A New Breed of Tennis Champion
Sunday Telegraph Magazine, May 2002
Walking into the lobby of the Mandarin Oriental hotel in Miami, hands in pockets, eyes unblinking, Lleyton Hewitt carries the confident, if slightly self-conscious demeanour of a young man who suspects he's being watched. He is. The concierge, a baggage porter and a well-dressed lady behind the reception desk, all quietly look up from what they're doing, and follow him with their eyes as he wanders past.
For the 21-year-old Australian, this is nothing new. He's the youngest ever number one tennis player in the world, the US Open champion, and just prior to this interview, he beat Andre Agassi, Pete Sampras and Tim Henman in the space of two weeks. Actually, he wiped the floor with Henman, losing just three games in a match that lasted less than an hour. It prompted the Englishman to say that Hewitt has set the benchmark for every other player on the planet to follow.

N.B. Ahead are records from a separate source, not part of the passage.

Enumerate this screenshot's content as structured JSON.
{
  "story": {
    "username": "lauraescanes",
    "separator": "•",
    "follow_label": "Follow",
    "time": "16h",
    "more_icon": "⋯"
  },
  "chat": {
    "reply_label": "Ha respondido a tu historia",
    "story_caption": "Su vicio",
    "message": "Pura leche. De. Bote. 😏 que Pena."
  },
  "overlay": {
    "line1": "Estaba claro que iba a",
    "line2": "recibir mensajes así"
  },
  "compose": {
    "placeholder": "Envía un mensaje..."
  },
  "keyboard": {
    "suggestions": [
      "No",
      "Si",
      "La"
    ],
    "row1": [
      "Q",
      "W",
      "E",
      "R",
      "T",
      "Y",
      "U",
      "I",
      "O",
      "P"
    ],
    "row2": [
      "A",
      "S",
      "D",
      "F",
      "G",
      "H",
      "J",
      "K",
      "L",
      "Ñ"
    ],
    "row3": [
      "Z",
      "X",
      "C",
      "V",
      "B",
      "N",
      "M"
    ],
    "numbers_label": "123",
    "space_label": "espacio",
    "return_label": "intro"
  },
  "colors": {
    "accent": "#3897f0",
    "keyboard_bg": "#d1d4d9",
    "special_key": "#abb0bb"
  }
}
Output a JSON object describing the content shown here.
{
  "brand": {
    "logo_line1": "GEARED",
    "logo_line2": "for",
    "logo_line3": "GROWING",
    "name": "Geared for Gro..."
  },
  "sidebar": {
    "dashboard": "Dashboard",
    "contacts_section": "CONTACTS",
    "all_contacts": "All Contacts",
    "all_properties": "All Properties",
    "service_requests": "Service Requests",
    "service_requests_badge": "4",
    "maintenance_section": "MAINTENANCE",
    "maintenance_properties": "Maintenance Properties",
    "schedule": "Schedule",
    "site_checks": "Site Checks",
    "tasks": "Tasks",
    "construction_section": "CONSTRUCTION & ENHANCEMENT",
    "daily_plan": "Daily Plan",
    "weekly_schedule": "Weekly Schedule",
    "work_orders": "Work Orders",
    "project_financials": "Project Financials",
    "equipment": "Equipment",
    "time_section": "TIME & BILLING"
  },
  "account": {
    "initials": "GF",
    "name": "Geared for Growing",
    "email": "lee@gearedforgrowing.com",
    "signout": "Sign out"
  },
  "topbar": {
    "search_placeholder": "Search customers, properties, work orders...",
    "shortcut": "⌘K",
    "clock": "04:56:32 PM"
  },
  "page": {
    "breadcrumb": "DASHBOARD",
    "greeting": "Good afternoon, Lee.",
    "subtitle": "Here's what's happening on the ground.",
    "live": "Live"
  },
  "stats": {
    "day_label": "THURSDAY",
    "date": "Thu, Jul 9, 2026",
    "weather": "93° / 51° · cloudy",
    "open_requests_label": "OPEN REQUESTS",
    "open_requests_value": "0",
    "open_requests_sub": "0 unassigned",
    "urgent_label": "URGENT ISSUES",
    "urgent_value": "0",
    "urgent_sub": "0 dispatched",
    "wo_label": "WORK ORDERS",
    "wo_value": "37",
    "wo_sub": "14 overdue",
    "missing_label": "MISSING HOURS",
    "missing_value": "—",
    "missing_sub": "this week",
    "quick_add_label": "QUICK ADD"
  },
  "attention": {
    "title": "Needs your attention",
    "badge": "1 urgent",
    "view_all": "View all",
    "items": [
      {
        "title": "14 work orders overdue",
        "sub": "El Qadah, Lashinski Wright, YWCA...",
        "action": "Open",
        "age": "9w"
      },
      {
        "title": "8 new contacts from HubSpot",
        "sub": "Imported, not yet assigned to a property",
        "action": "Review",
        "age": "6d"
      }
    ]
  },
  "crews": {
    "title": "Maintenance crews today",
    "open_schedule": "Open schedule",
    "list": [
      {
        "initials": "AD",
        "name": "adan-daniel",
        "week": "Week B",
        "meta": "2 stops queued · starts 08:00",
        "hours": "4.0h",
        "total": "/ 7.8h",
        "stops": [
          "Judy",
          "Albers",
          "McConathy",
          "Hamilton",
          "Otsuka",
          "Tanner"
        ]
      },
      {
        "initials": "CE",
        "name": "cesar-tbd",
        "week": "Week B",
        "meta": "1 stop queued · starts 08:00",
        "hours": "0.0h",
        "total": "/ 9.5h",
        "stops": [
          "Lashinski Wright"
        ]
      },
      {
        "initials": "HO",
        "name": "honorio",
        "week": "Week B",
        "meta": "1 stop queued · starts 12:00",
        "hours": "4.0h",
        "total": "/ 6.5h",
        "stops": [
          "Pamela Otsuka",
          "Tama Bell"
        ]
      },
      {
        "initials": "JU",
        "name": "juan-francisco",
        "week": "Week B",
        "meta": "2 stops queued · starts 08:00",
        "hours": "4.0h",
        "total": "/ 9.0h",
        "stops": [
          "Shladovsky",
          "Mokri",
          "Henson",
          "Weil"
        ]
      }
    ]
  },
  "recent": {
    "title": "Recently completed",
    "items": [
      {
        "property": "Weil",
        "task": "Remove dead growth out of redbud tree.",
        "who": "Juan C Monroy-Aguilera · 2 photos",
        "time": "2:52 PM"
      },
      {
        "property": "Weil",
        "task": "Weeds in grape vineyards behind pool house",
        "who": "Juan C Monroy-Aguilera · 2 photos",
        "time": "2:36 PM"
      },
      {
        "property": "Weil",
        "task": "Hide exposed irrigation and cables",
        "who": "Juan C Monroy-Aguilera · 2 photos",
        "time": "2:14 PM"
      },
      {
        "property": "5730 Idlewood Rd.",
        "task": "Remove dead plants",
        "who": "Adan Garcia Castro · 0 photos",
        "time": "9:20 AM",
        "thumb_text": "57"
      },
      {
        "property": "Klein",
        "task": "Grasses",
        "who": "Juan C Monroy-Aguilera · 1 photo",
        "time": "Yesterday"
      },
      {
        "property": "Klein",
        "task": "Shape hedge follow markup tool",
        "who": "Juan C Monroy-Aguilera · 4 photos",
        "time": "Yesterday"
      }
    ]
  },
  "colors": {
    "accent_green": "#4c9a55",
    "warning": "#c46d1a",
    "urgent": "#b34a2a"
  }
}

Next week, he returns to England to defend the Stella Artois Championships at the Queen's Club in London, and will then launch his assault on Wimbledon.
Being watched comes with the territory.
The first thing that strikes you about Hewitt is his size, or rather lack of it. An inch under six feet tall and weighing in at 10 stone 5 lbs, his wiry shoulders fill his white cotton shirt more than you might expect, but he's a far cry from the other muscular, teenage heavyweights rampaging around the tennis circuit. His is a build from generations gone by, when weight training was the exception rather than the rule. But he's got something. His piercing eyes, slicked back blonde hair and dimpled chin could perhaps win him the Kirk Douglas role in a remake of Spartacus.
Some wondered whether Hewitt's slight frame would ever generate the power necessary to hurt the biggest names in the game, but so far in a five-year career, his fleetness of foot, speed of thought and "I'll die before I let you beat me" attitude have more than matched the brute strength of his contemporaries.
Last September in New York , he beat Sampras, easily, to win his first Grand Slam title, the US Open.
Once outside by the swimming pool, away from the stares, he seems much more comfortable. He puts on dark sunglasses to protect his eyes from the fierce Florida sun, and looks almost unrecognisable from the boy on the tennis court with the back-to-front cap.
He leans forward, takes a deep breath and looks as though he can't believe what's happened to him over the past nine months, starting with that US Open final.
'I kept looking up at the scoreboard, seeing that I was two sets to love and 5-1 up in the final set against Pete Sampras, and thinking, "surely I can't lose from here, can I?"
'When I won, it was just a total shock. I didn't know what to think or what to do. I was standing out there next to Pete, one of the greatest players of all time, about to collect a trophy which had so many great names engraved on it. It was like I was in dreamland.'
The next day he did the American chat-show circuit and took part in a photo-shoot with his trophy in Grand Central Station, but the celebrations didn't last long. Hewitt flew home from New York on one of the last flights to leave for Australia before all aircraft in the United States were grounded. He was still in the air over the Pacific Ocean when the first plane crashed into the World Trade Centre.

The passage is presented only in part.